Expectations of Federal Reserve interest rate cuts intertwined with weak oil prices, CAD/USD maintains a volatile downward trend

2025-04-10 2194

Trump announced a 90 day suspension of tariffs on most economies, significantly reducing market risk aversion.

The strong rebound of the Nasdaq index and the return of market optimism have put pressure on the safe haven US dollar. Meanwhile, investors continue to expect the Federal Reserve to implement multiple interest rate cuts within 2025

Current market expectation: there may be a 75 basis point interest rate cut for the whole year; The latest FOMC meeting minutes indicate that officials are concerned about the inflationary pressure caused by Trump's tariffs, but tend to cautiously push for loose policies.

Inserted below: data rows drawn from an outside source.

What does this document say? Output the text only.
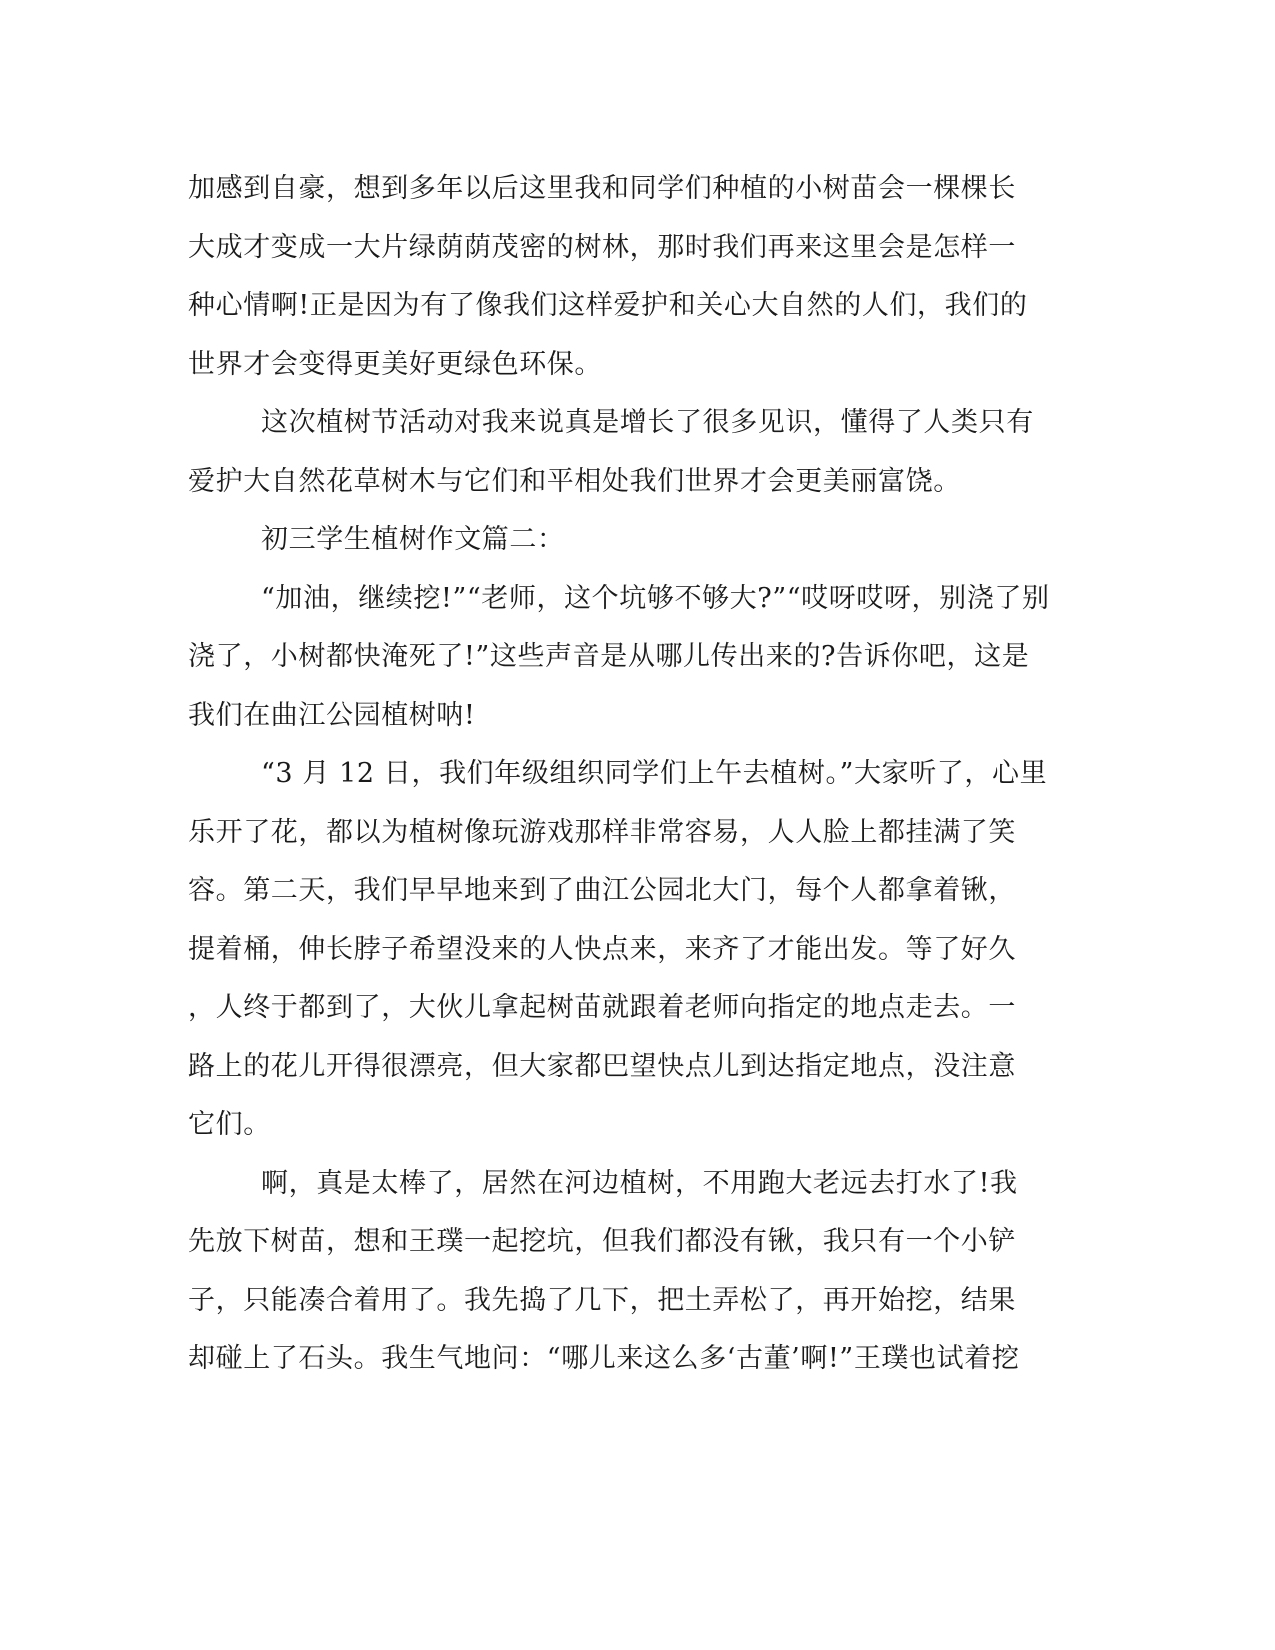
加感到自豪，想到多年以后这里我和同学们种植的小树苗会一棵棵长
大成才变成一大片绿荫荫茂密的树林，那时我们再来这里会是怎样一
种心情啊!正是因为有了像我们这样爱护和关心大自然的人们，我们的
世界才会变得更美好更绿色环保。
这次植树节活动对我来说真是增长了很多见识，懂得了人类只有
爱护大自然花草树木与它们和平相处我们世界才会更美丽富饶。
初三学生植树作文篇二：
“加油，继续挖!”“老师，这个坑够不够大?”“哎呀哎呀，别浇了别
浇了，小树都快淹死了!”这些声音是从哪儿传出来的?告诉你吧，这是
我们在曲江公园植树呐!
“3 月 12 日，我们年级组织同学们上午去植树。”大家听了，心里
乐开了花，都以为植树像玩游戏那样非常容易，人人脸上都挂满了笑
容。第二天，我们早早地来到了曲江公园北大门，每个人都拿着锹，
提着桶，伸长脖子希望没来的人快点来，来齐了才能出发。等了好久
，人终于都到了，大伙儿拿起树苗就跟着老师向指定的地点走去。一
路上的花儿开得很漂亮，但大家都巴望快点儿到达指定地点，没注意
它们。
啊，真是太棒了，居然在河边植树，不用跑大老远去打水了!我
先放下树苗，想和王璞一起挖坑，但我们都没有锹，我只有一个小铲
子，只能凑合着用了。我先捣了几下，把土弄松了，再开始挖，结果
却碰上了石头。我生气地问：“哪儿来这么多‘古董’啊!”王璞也试着挖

The US dollar bulls currently lack substantial support, and the market is waiting for the upcoming CPI data to be released as a basis for judgment, "market strategists pointed out.

WTI oil prices rose 4.65% on Wednesday, but fell back to $61.86 per barrel again on Thursday. As a commodity currency, the Canadian dollar's trend is highly correlated with oil prices. Although there has been a short-term rebound in oil prices recently, the expectation of OPEC+production increase and the unexpected growth of US crude oil inventories have suppressed its potential for sustained rebound

US EIA data shows that crude oil inventories increased by 2.6 million barrels last week, far exceeding market expectations of 1.4 million barrels; The Keystone oil pipeline leak incident did not significantly increase oil prices.

Therefore, despite the weakness of the US dollar, the Canadian dollar also lacks strong upward momentum, resulting in a volatile downward trend of the US dollar against the Canadian dollar.

From a technical chart perspective, the rebound of the US dollar against the Canadian dollar is limited by the 100 day moving average (around 1.4300), and after several unsuccessful attempts to rise, it shows a downward channel.

Short term support range 1.4060-1.4055, resistance range 1.4175-1.4180: short-term key resistance; 1.4200-1.4300:100 daily moving average area, breakthrough requires fundamental support.

If the price remains consistently below 1.4000, the technical bearish force will further strengthen

Investors are closely monitoring the upcoming release of US March CPI and PPI data to determine whether it is necessary for the Federal Reserve to initiate interest rate cuts in June. If the data shows signs of slowing inflation, the US dollar may come under further pressure, and the USD/CAD is expected to test the support zone of 1.4000 or even below; On the contrary, if inflation is stronger than expected, it may trigger a technical rebound in the US dollar.

Editor's viewpoint:

At present, the trend of the US dollar against the Canadian dollar is in a stage of long short power game. On the one hand, the US dollar is under pressure due to expectations of interest rate cuts and improved risk sentiment, while on the other hand, the uncertainty of oil prices limits the overall strength of the Canadian dollar.

In the short term, the 1.4000 mark has become a key technical and psychological support, and if it falls below it, it will open up further adjustment space. Pay attention to the direction selection under the combined effect of this week's US inflation data and oil price fluctuations.